Skifield project tipped to bring $1b to Canty
A $500 million development at Porters Heights skifield, including a controversial expansion into Crystal Valley, has been given the go-ahead.
The Craigieburn Range skifield project would take at least 10 years to complete and would result in more than $1 billion of economic benefit to the Canterbury region over that time, an economist estimated.
If it gets through the final appeals process, the expansion will lead to further development of the skifield village, and infrastructure additions to Crystal Valley for skiing.
By the winter of 2015 the shareholders plan to put in $60m to develop chairlifts and a gondola lift at the new field.
A further $100m would be spent developing the village property, Porters Ski Area Ltd shareholder Simon Harvey said.
Over a longer period Porters will include a 3400-bed alpine village with a hotel and individual chalets, new skilifts and tows, and a hot pools complex.
Summer hiking and biking activities would also be available.
Commissioners appointed by Environment Canterbury and the Selwyn District Council to consider the plan change and resource consent applications released their decision yesterday.
The resource consents decision is subject to a 15-working-day appeal period and the plan change is subject to a 40-working-day appeal period.
Christchurch-based Green Party list MP Eugenie Sage, who made a submission against the development, said it was a disappointing decision.
Nevertheless, the commissioners had done a thorough job and had made some changes that would alleviate the environmental impact on the area.
"For example, they have put some controls on night-time lighting, they've got controls on aircraft activity – limiting the number of helicopter trips," Sage said.
She did not plan to appeal the decision, which would be a costly process.
The project is being developed by Harvey (a Sydneysider) and four Russian investors – Yuri Koropachinskiy, of Moscow, and Oleg Kirillov, Yury Zelvenskiy and Vladimir Uchitll, all of Siberia.
The Overseas Investment Office-approved investors, who have visited the area and already poured in $10m, say it will bring thousands of tourists to the mountain and Canterbury, and hundreds of jobs to the region.
The Selwyn council private plan change (known as PC25) will rezone 616 hectares of rural high country, including Crystal Valley, into a special "sub zone" that allows skiing and development.
The zone sets aside 21ha for a mountain village, 34ha for wastewater and treatment disposal and the rest for skiing.
The commissioners – Sharon McGarry, Denis Nugent and Greg Ryder – said that by incorporating amendments to PC25 they were satisfied potential adverse environmental effects would be adequately avoided, remedied or mitigated.
Harvey said that after five years of "hard slog" and hurdles, the decision meant proper work is likely to be able to start after this year's ski season.

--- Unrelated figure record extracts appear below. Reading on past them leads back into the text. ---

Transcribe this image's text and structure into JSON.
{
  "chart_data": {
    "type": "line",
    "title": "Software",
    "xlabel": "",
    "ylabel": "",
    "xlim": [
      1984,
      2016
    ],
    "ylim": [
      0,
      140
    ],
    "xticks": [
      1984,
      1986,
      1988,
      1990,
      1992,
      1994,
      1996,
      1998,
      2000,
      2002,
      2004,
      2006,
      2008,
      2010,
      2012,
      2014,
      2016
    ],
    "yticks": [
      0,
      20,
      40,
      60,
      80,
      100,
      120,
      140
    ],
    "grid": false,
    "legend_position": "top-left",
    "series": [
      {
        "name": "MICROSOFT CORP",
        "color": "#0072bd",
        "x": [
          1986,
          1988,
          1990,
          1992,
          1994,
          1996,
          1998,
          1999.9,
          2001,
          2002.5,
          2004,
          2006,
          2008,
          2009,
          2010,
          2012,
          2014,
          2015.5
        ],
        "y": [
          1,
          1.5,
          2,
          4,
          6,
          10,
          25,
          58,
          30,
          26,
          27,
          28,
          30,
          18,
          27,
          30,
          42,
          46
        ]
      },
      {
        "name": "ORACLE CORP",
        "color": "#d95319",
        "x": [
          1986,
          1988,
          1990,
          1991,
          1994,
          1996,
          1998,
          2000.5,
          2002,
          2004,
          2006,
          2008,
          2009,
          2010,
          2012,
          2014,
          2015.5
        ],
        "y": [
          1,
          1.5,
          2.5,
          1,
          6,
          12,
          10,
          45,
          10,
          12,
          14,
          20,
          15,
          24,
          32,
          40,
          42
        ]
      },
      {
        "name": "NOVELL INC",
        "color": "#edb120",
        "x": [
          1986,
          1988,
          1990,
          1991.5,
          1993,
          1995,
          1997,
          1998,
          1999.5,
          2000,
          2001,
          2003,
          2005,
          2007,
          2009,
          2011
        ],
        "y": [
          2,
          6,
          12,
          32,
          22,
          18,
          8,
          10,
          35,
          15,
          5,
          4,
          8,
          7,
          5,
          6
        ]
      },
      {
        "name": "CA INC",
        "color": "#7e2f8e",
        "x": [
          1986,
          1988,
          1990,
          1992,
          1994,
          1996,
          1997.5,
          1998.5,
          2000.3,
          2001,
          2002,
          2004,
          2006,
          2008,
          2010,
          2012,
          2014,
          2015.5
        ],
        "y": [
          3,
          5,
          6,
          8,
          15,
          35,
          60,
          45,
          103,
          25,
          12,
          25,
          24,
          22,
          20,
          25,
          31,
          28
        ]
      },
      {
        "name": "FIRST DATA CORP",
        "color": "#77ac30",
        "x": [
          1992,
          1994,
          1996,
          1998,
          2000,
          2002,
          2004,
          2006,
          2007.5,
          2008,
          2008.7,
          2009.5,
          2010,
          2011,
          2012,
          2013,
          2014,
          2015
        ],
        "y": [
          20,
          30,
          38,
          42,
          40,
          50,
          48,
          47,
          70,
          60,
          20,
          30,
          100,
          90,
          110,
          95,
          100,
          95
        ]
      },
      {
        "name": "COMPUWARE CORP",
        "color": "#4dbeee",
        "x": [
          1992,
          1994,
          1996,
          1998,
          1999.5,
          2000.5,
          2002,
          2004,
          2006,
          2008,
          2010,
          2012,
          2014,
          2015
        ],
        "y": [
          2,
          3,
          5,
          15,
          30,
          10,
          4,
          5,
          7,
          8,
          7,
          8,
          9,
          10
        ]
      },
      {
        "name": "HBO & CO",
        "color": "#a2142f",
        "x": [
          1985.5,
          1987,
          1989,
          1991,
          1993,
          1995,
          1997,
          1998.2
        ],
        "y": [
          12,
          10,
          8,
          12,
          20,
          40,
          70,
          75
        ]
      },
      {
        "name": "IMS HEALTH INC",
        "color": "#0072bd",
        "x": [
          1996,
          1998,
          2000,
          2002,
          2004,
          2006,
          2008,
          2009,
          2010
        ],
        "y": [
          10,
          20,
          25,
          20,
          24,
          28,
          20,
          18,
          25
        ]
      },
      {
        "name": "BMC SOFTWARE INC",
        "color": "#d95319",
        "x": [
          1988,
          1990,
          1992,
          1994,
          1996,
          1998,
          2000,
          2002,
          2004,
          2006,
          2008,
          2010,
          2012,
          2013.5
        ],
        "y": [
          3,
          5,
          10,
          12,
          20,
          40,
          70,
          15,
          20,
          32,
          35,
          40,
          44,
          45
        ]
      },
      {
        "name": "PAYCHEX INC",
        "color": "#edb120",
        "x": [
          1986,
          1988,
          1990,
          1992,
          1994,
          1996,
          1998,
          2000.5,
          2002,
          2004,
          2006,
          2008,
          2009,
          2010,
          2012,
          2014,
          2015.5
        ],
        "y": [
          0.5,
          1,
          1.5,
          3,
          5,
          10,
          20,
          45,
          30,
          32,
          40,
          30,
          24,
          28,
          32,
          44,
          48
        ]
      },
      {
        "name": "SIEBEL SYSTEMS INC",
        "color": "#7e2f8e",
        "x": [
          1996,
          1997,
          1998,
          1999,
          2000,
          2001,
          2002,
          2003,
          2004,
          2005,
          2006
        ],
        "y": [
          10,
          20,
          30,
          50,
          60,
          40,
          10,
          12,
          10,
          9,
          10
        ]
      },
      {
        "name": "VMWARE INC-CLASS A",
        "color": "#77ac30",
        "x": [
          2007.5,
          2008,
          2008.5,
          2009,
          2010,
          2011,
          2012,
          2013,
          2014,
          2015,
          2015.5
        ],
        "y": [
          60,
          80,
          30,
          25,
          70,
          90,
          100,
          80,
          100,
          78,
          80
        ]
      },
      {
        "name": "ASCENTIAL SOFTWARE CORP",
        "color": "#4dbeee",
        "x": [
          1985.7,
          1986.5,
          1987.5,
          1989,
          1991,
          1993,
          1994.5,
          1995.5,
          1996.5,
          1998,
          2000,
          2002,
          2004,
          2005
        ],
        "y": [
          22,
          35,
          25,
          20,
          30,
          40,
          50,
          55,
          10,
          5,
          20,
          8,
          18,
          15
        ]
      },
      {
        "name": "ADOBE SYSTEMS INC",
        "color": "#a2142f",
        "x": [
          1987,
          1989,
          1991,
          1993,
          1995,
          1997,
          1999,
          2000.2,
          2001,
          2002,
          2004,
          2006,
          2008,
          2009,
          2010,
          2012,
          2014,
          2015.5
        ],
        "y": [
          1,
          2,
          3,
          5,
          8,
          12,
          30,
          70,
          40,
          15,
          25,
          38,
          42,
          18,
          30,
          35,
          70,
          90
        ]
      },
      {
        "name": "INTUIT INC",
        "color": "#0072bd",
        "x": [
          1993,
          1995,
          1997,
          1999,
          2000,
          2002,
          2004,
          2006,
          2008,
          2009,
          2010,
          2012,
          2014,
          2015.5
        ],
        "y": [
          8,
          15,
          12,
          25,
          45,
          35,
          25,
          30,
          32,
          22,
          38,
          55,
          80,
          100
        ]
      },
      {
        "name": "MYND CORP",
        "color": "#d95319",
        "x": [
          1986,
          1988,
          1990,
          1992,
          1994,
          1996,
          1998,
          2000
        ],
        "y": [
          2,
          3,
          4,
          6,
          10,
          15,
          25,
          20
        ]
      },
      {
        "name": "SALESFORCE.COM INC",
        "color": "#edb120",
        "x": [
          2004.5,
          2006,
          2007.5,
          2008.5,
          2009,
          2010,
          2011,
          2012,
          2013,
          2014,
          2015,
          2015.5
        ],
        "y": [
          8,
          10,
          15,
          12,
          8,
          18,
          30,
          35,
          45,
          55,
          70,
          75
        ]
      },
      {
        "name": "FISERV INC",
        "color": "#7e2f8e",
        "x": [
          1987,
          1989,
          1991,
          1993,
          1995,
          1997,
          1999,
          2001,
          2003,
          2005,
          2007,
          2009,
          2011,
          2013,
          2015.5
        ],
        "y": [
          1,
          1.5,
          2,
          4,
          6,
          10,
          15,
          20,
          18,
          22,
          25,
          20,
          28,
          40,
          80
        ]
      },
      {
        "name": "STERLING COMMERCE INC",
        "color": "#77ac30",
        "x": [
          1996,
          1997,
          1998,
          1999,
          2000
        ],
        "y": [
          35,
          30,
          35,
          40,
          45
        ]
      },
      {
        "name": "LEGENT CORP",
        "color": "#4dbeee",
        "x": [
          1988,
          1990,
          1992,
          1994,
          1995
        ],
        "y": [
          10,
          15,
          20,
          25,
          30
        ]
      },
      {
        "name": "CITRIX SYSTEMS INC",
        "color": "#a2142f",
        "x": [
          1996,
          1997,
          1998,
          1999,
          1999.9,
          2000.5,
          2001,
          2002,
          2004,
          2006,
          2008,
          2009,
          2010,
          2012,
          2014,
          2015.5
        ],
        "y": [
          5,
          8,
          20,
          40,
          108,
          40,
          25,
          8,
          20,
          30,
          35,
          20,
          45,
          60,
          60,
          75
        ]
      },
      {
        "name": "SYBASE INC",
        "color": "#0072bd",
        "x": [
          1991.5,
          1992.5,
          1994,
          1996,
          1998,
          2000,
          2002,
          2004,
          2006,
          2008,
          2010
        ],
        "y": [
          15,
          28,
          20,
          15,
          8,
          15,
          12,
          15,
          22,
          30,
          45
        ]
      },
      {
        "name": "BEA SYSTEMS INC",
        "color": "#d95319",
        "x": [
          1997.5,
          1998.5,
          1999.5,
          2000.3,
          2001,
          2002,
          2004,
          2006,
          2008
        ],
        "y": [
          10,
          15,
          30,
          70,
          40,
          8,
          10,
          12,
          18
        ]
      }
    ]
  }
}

In terms of the longer term $500m "demand-driven" development, an extra capital raising via potential private equity partners would be explored.
Porters director of development Michael Sleigh said the commissioners had asked for some amendments to the plan change but these mainly involved the company providing more information on the new Crystal Valley ski trails, and how the company would mitigate any environmental impact from these.
"At full capacity it could cope with 300,000 skiers over a season, which would be like Coronet Peak," Sleigh said.
Economist Geoff Butcher said that by the time the field was fully developed, the wider economic benefit to the region would be $92m a year with 730 fulltime equivalent jobs created.
In the peak winter period the Porters field employed about 50 staff but with the development of the village and Crystal Valley that seasonal number would jump to 500 by 2015, he said.